As May arrives in the South Platte Valley, significant changes are underway. Wintering waterfowl have left the river, dispersing to northern breeding grounds, while summer residents, including cormorants, white pelicans, waders and songbirds are arriving from the south. At the same time, melting of the mountain snowpack is beginning to peak and the river's flow increases dramatically.

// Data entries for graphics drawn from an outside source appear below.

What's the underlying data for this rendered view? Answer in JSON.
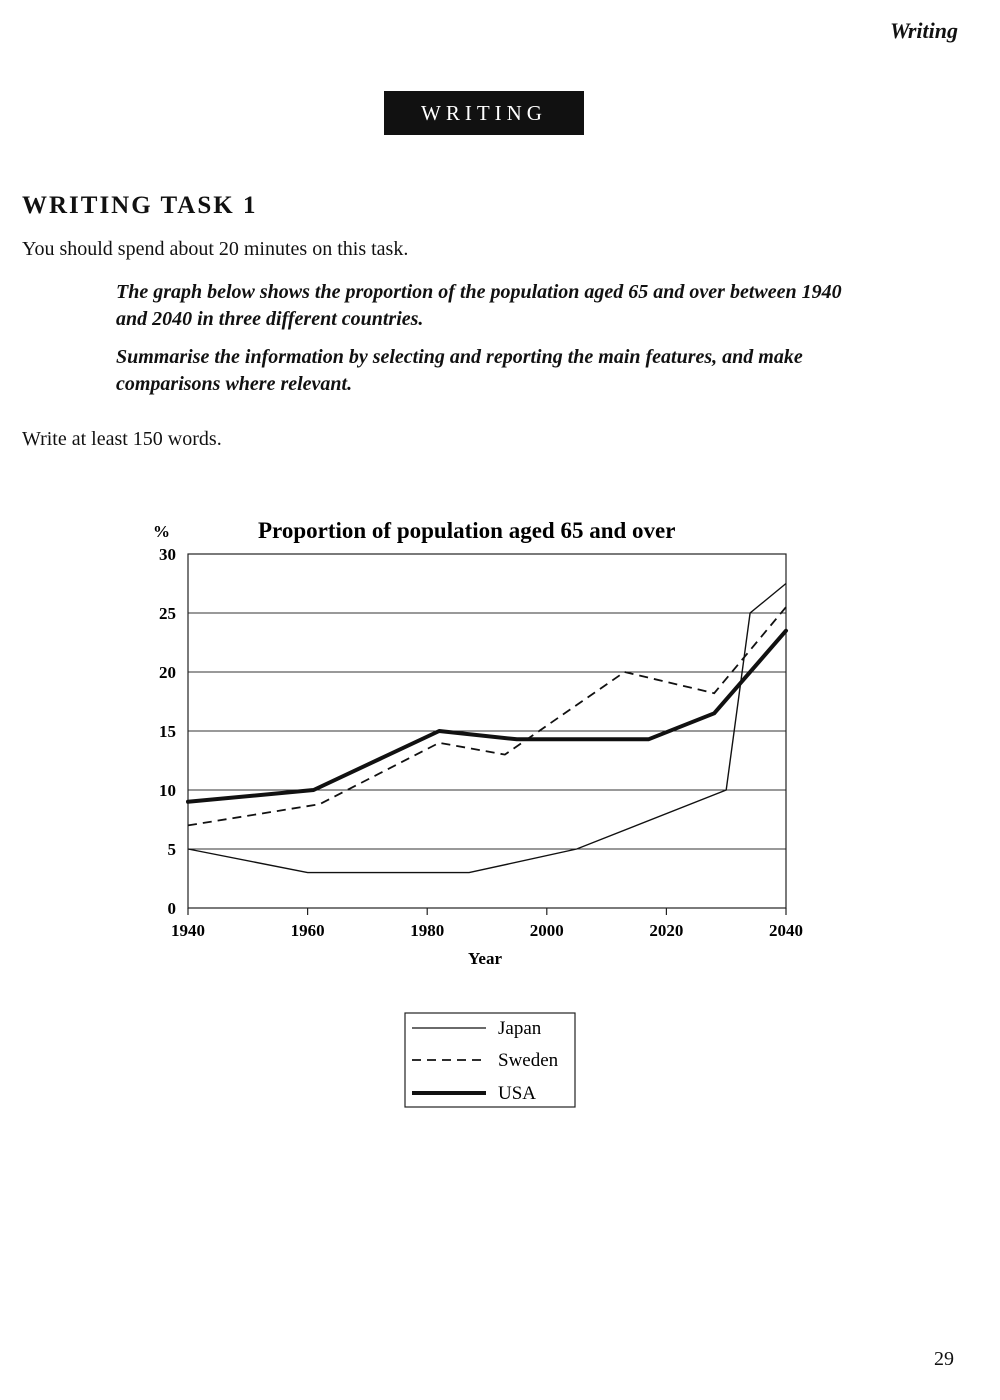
{
  "page": {
    "running_head": "Writing",
    "section_banner": "WRITING",
    "task_title": "WRITING TASK 1",
    "time_note": "You should spend about 20 minutes on this task.",
    "prompt": [
      "The graph below shows the proportion of the population aged 65 and over between 1940 and 2040 in three different countries.",
      "Summarise the information by selecting and reporting the main features, and make comparisons where relevant."
    ],
    "word_count_note": "Write at least 150 words.",
    "page_number": "29"
  },
  "chart_data": {
    "type": "line",
    "title": "Proportion of population aged 65 and over",
    "xlabel": "Year",
    "ylabel": "%",
    "xlim": [
      1940,
      2040
    ],
    "ylim": [
      0,
      30
    ],
    "x_ticks": [
      1940,
      1960,
      1980,
      2000,
      2020,
      2040
    ],
    "y_ticks": [
      0,
      5,
      10,
      15,
      20,
      25,
      30
    ],
    "grid": "horizontal",
    "legend_position": "bottom-center",
    "series": [
      {
        "name": "Japan",
        "style": "thin-solid",
        "points": [
          [
            1940,
            5
          ],
          [
            1960,
            3
          ],
          [
            1980,
            3
          ],
          [
            1987,
            3
          ],
          [
            2005,
            5
          ],
          [
            2030,
            10
          ],
          [
            2034,
            25
          ],
          [
            2040,
            27.5
          ]
        ]
      },
      {
        "name": "Sweden",
        "style": "dashed",
        "points": [
          [
            1940,
            7
          ],
          [
            1962,
            8.8
          ],
          [
            1982,
            14
          ],
          [
            1993,
            13
          ],
          [
            2013,
            20
          ],
          [
            2028,
            18.2
          ],
          [
            2040,
            25.5
          ]
        ]
      },
      {
        "name": "USA",
        "style": "thick-solid",
        "points": [
          [
            1940,
            9
          ],
          [
            1961,
            10
          ],
          [
            1982,
            15
          ],
          [
            1995,
            14.3
          ],
          [
            2017,
            14.3
          ],
          [
            2028,
            16.5
          ],
          [
            2040,
            23.5
          ]
        ]
      }
    ]
  }
}
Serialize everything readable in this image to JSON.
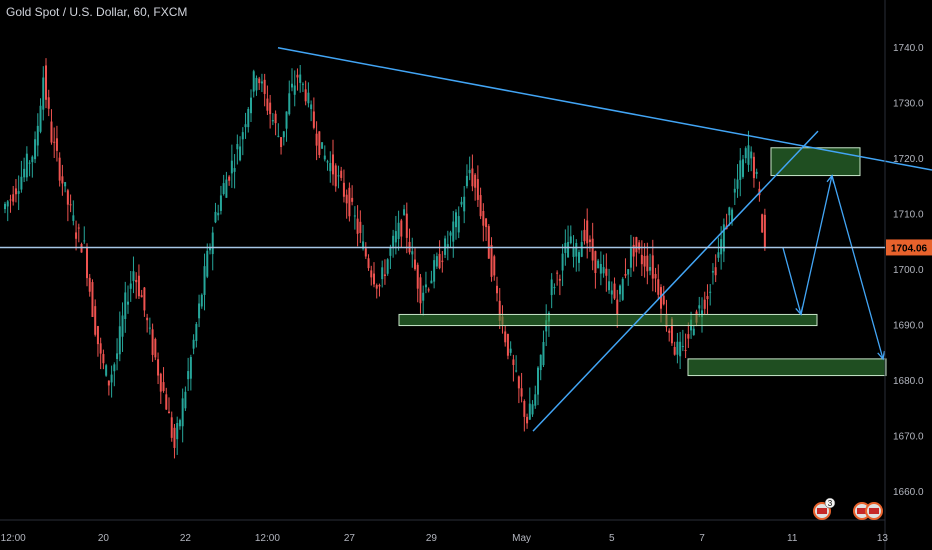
{
  "title": "Gold Spot / U.S. Dollar, 60, FXCM",
  "chart_data": {
    "type": "candlestick",
    "instrument": "Gold Spot / U.S. Dollar",
    "timeframe": "60",
    "source": "FXCM",
    "ylim": [
      1655,
      1745
    ],
    "y_ticks": [
      1660,
      1670,
      1680,
      1690,
      1700,
      1710,
      1720,
      1730,
      1740
    ],
    "x_ticks": [
      {
        "label": "12:00",
        "i": 1
      },
      {
        "label": "20",
        "i": 12
      },
      {
        "label": "22",
        "i": 22
      },
      {
        "label": "12:00",
        "i": 32
      },
      {
        "label": "27",
        "i": 42
      },
      {
        "label": "29",
        "i": 52
      },
      {
        "label": "May",
        "i": 63
      },
      {
        "label": "5",
        "i": 74
      },
      {
        "label": "7",
        "i": 85
      },
      {
        "label": "11",
        "i": 96
      },
      {
        "label": "13",
        "i": 107
      }
    ],
    "last_price": "1704.06",
    "last_price_value": 1704.06,
    "closes": [
      1713,
      1716,
      1719,
      1722,
      1735,
      1724,
      1718,
      1712,
      1707,
      1704,
      1693,
      1684,
      1680,
      1685,
      1694,
      1700,
      1695,
      1688,
      1682,
      1676,
      1668,
      1676,
      1684,
      1693,
      1702,
      1710,
      1715,
      1719,
      1723,
      1730,
      1736,
      1731,
      1727,
      1723,
      1731,
      1735,
      1732,
      1726,
      1721,
      1719,
      1716,
      1713,
      1709,
      1704,
      1700,
      1697,
      1702,
      1706,
      1709,
      1702,
      1696,
      1698,
      1701,
      1704,
      1707,
      1712,
      1718,
      1713,
      1706,
      1698,
      1690,
      1684,
      1678,
      1673,
      1677,
      1688,
      1697,
      1700,
      1705,
      1703,
      1707,
      1702,
      1700,
      1697,
      1694,
      1700,
      1704,
      1702,
      1701,
      1697,
      1691,
      1686,
      1685,
      1690,
      1693,
      1696,
      1701,
      1707,
      1712,
      1718,
      1722,
      1716,
      1704
    ],
    "annotations": {
      "resistance_line": {
        "from": [
          278,
          1740
        ],
        "to": [
          932,
          1718
        ]
      },
      "rising_line": {
        "from": [
          533,
          1671
        ],
        "to": [
          818,
          1725
        ]
      },
      "zones": [
        {
          "name": "supply-zone",
          "x0": 771,
          "x1": 860,
          "y0": 1717,
          "y1": 1722
        },
        {
          "name": "support-zone",
          "x0": 399,
          "x1": 817,
          "y0": 1690,
          "y1": 1692
        },
        {
          "name": "target-zone",
          "x0": 688,
          "x1": 886,
          "y0": 1681,
          "y1": 1684
        }
      ],
      "path": [
        [
          783,
          1704
        ],
        [
          801,
          1692
        ],
        [
          832,
          1717
        ],
        [
          883,
          1684
        ]
      ]
    },
    "events_icons": [
      "us-flag-icon",
      "us-flag-icon"
    ],
    "events_count": "3"
  },
  "colors": {
    "up": "#26a69a",
    "down": "#ef5350",
    "line": "#42a5f5",
    "zone_fill": "rgba(56,142,60,0.55)",
    "zone_stroke": "#c8e6c9",
    "price_line": "#a7c7e7",
    "price_tag": "#e8622c"
  }
}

As a consequence, much of the "action" shifts from the river to the woodlands, lakes, fields and wetlands that cloak the valley floodplain. A rapid, deep river does not appeal to many water birds and nesting species, such as Canada geese, mallards, cormorants, great blue herons and black-crowned night herons, spend most of their time on or along the calmer waters of adjacent lakes and marshlands. Permanent woodland residents, such as flickers, magpies and great horned owls, are now joined by a host of insectivores, including yellow warblers, western wood pewees, house wrens, northern orioles and blue-gray gnatcatchers. Even the beaver and muskrats seem to avoid the turbulent river and spend most of their time at the ponds and lakes.
Exceptions, of course, occur and, this year, a large cliff swallow colony has been established under the Mineral Avenue bridge, in Littleton; clouds of these active birds rise and fall above the river as they hunt for insects and return to their mud nests to feed their young. By July, water levels along the South Platte begin to fall, sandbars reappear and many of the water birds return to the river; until then, there is much to observe at the other floodplain habitats.